Next year, France will host the Third United Nations Ocean Conference from 09-13 June, preceded by three inter-connected meetings: the One Ocean Science Congress (04-06 June); the Ocean Rise and Resilience Coalition of cities and coastal regions (07 June) and the Blue Economy and Finance conference (07-08 June).
Palau a focal point for action
Pacific Islands Forum member countries represented at the United Nations have all signed the BBNJ Agreement, but it must be ratified by 60 countries before it can enter into force – so there’s a big diplomatic push to get countries to act before the Ocean Conference in Nice.
In January 2024, the Republic of Palau took pride of place as the first nation in the world to ratify BBNJ (followed by the Federated States of Micronesia in June).
Addressing the 4th Small Islands Developing States conference in May, Palau President Surangel Whipps Jr said: “As the Co-Chair of the UN Ocean Panel, we know of the ocean’s promise as a solution for us SIDS. Palau is incredibly proud to be the first country to have ratified the BBNJ Treaty. Twenty years in the making, we now have an instrument as a global community for protecting biodiversity in the high seas.”

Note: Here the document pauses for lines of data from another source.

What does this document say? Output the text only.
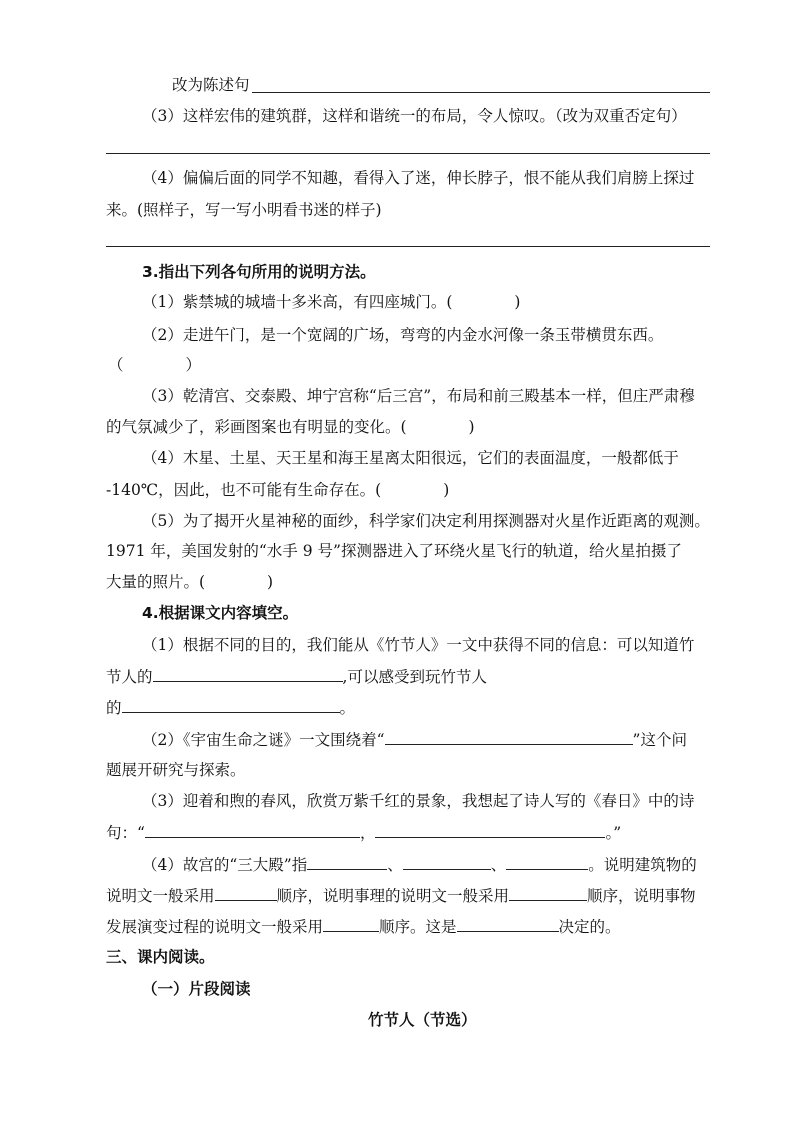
改为陈述句
（3）这样宏伟的建筑群，这样和谐统一的布局，令人惊叹。（改为双重否定句）
（4）偏偏后面的同学不知趣，看得入了迷，伸长脖子，恨不能从我们肩膀上探过
来。(照样子，写一写小明看书迷的样子)
3.指出下列各句所用的说明方法。
（1）紫禁城的城墙十多米高，有四座城门。(　　　　)
（2）走进午门，是一个宽阔的广场，弯弯的内金水河像一条玉带横贯东西。
（　　　　）
（3）乾清宫、交泰殿、坤宁宫称“后三宫”，布局和前三殿基本一样，但庄严肃穆
的气氛减少了，彩画图案也有明显的变化。(　　　　)
（4）木星、土星、天王星和海王星离太阳很远，它们的表面温度，一般都低于
-140℃，因此，也不可能有生命存在。(　　　　)
（5）为了揭开火星神秘的面纱，科学家们决定利用探测器对火星作近距离的观测。
1971 年，美国发射的“水手 9 号”探测器进入了环绕火星飞行的轨道，给火星拍摄了
大量的照片。(　　　　)
4.根据课文内容填空。
（1）根据不同的目的，我们能从《竹节人》一文中获得不同的信息：可以知道竹
节人的	,可以感受到玩竹节人
的	。
（2）《宇宙生命之谜》一文围绕着“	”这个问
题展开研究与探索。
（3）迎着和煦的春风，欣赏万紫千红的景象，我想起了诗人写的《春日》中的诗
句：“	，	。”
（4）故宫的“三大殿”指	、	、	。说明建筑物的
说明文一般采用	顺序，说明事理的说明文一般采用	顺序，说明事物
发展演变过程的说明文一般采用	顺序。这是	决定的。
三、课内阅读。
（一）片段阅读
竹节人（节选）
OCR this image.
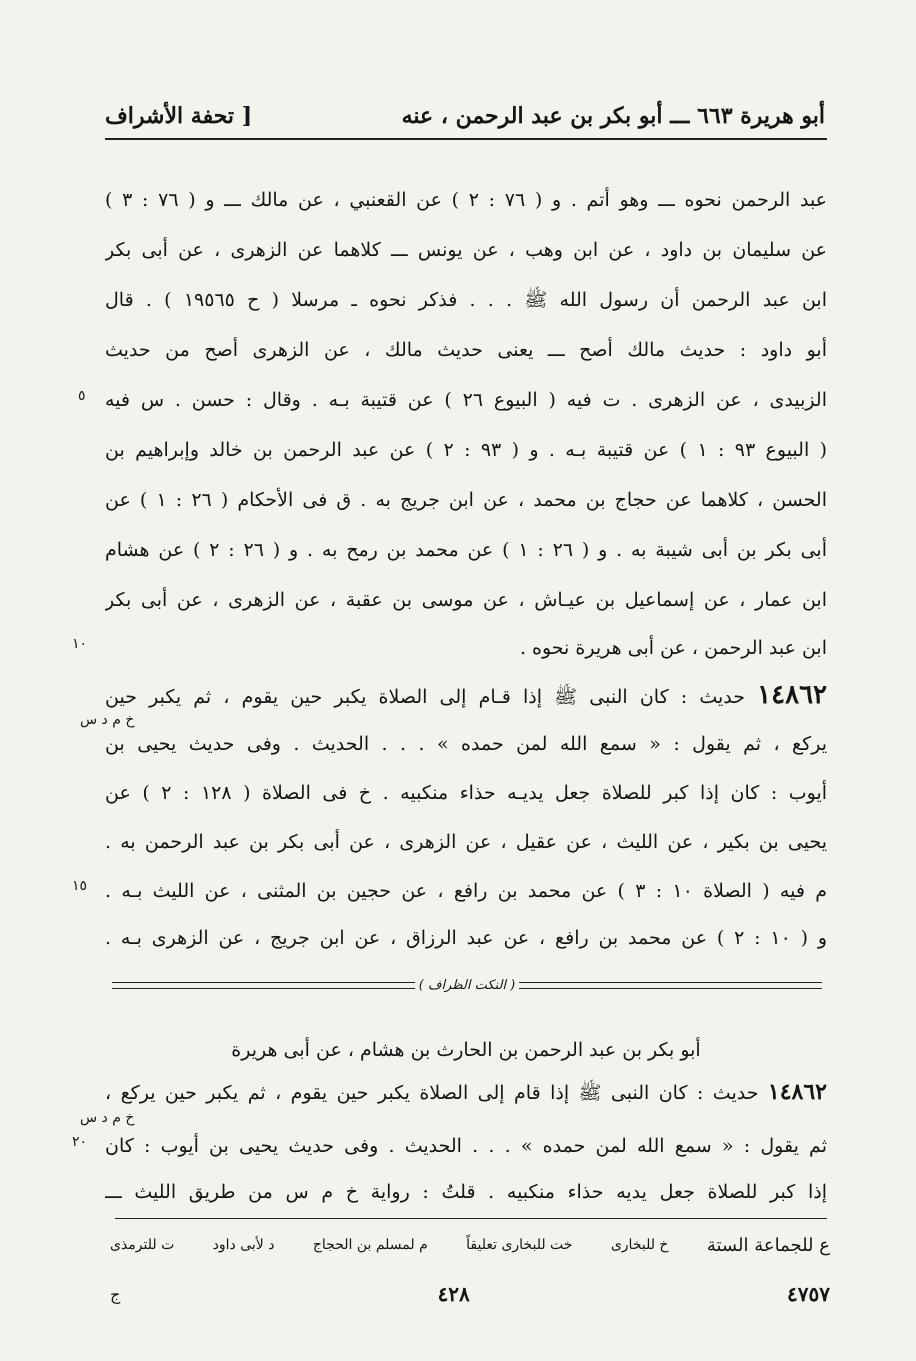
أبو هريرة ٦٦٣ ـــ أبو بكر بن عبد الرحمن ، عنه
[ تحفة الأشراف
عبد الرحمن نحوه ـــ وهو أتم . و ( ٧٦ : ٢ ) عن القعنبي ، عن مالك ـــ و ( ٧٦ : ٣ )
عن سليمان بن داود ، عن ابن وهب ، عن يونس ـــ كلاهما عن الزهرى ، عن أبى بكر
ابن عبد الرحمن أن رسول الله ﷺ . . . فذكر نحوه ـ مرسلا ( ح ١٩٥٦٥ ) . قال
أبو داود : حديث مالك أصح ـــ يعنى حديث مالك ، عن الزهرى أصح من حديث
الزبيدى ، عن الزهرى . ت فيه ( البيوع ٢٦ ) عن قتيبة بـه . وقال : حسن . س فيه
( البيوع ٩٣ : ١ ) عن قتيبة بـه . و ( ٩٣ : ٢ ) عن عبد الرحمن بن خالد وإبراهيم بن
الحسن ، كلاهما عن حجاج بن محمد ، عن ابن جريج به . ق فى الأحكام ( ٢٦ : ١ ) عن
أبى بكر بن أبى شيبة به . و ( ٢٦ : ١ ) عن محمد بن رمح به . و ( ٢٦ : ٢ ) عن هشام
ابن عمار ، عن إسماعيل بن عيـاش ، عن موسى بن عقبة ، عن الزهرى ، عن أبى بكر
ابن عبد الرحمن ، عن أبى هريرة نحوه .
١٤٨٦٢ حديث : كان النبى ﷺ إذا قـام إلى الصلاة يكبر حين يقوم ، ثم يكبر حين
يركع ، ثم يقول : « سمع الله لمن حمده » . . . الحديث . وفى حديث يحيى بن
أيوب : كان إذا كبر للصلاة جعل يديـه حذاء منكبيه . خ فى الصلاة ( ١٢٨ : ٢ ) عن
يحيى بن بكير ، عن الليث ، عن عقيل ، عن الزهرى ، عن أبى بكر بن عبد الرحمن به .
م فيه ( الصلاة ١٠ : ٣ ) عن محمد بن رافع ، عن حجين بن المثنى ، عن الليث بـه .
و ( ١٠ : ٢ ) عن محمد بن رافع ، عن عبد الرزاق ، عن ابن جريج ، عن الزهرى بـه .
( النكت الظراف )
أبو بكر بن عبد الرحمن بن الحارث بن هشام ، عن أبى هريرة
١٤٨٦٢ حديث : كان النبى ﷺ إذا قام إلى الصلاة يكبر حين يقوم ، ثم يكبر حين يركع ،
ثم يقول : « سمع الله لمن حمده » . . . الحديث . وفى حديث يحيى بن أيوب : كان
إذا كبر للصلاة جعل يديه حذاء منكبيه . قلتُ : رواية خ م س من طريق الليث ـــ
ع للجماعة الستة
خ للبخارى
خت للبخارى تعليقاً
م لمسلم بن الحجاج
د لأبى داود
ت للترمذى
٤٧٥٧
٤٢٨
ج
٥
١٠
خ م د س
١٥
خ م د س
٢٠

In Tonga last week, Palau’s Permanent Representative to the United Nations Ambassador Ilana Seid noted that “Palau is the proud new home of the Office of the Pacific Oceans Commission, and has been mandated to be the implementation arm of the Pacific for BBNJ. We’re using this regional architecture to connect the High Seas and international waters with our regional oceans so we can figure out ocean governance for our countries.”
She also highlighted the need for financial commitments to fund the scientific research and policy change to implement ocean sustainability. As the incoming chair of the Alliance of Small Island States (AOSIS) in 2025, Ambassador Seid encouraged regional involvement in the Blue Economy and Finance Forum.
“Sustainable Development Goal 14 is the least funded SDG at the United Nations,” she said, “so the Blue Economy and Finance meeting is an event where we’ll be championing more finances and resourcing into the oceans. We’re talking about how to unlock finance for Small Islands, who control 30 percent of the world’s oceans but get very little in terms of funding – for example how can capital markets create Blue Bonds.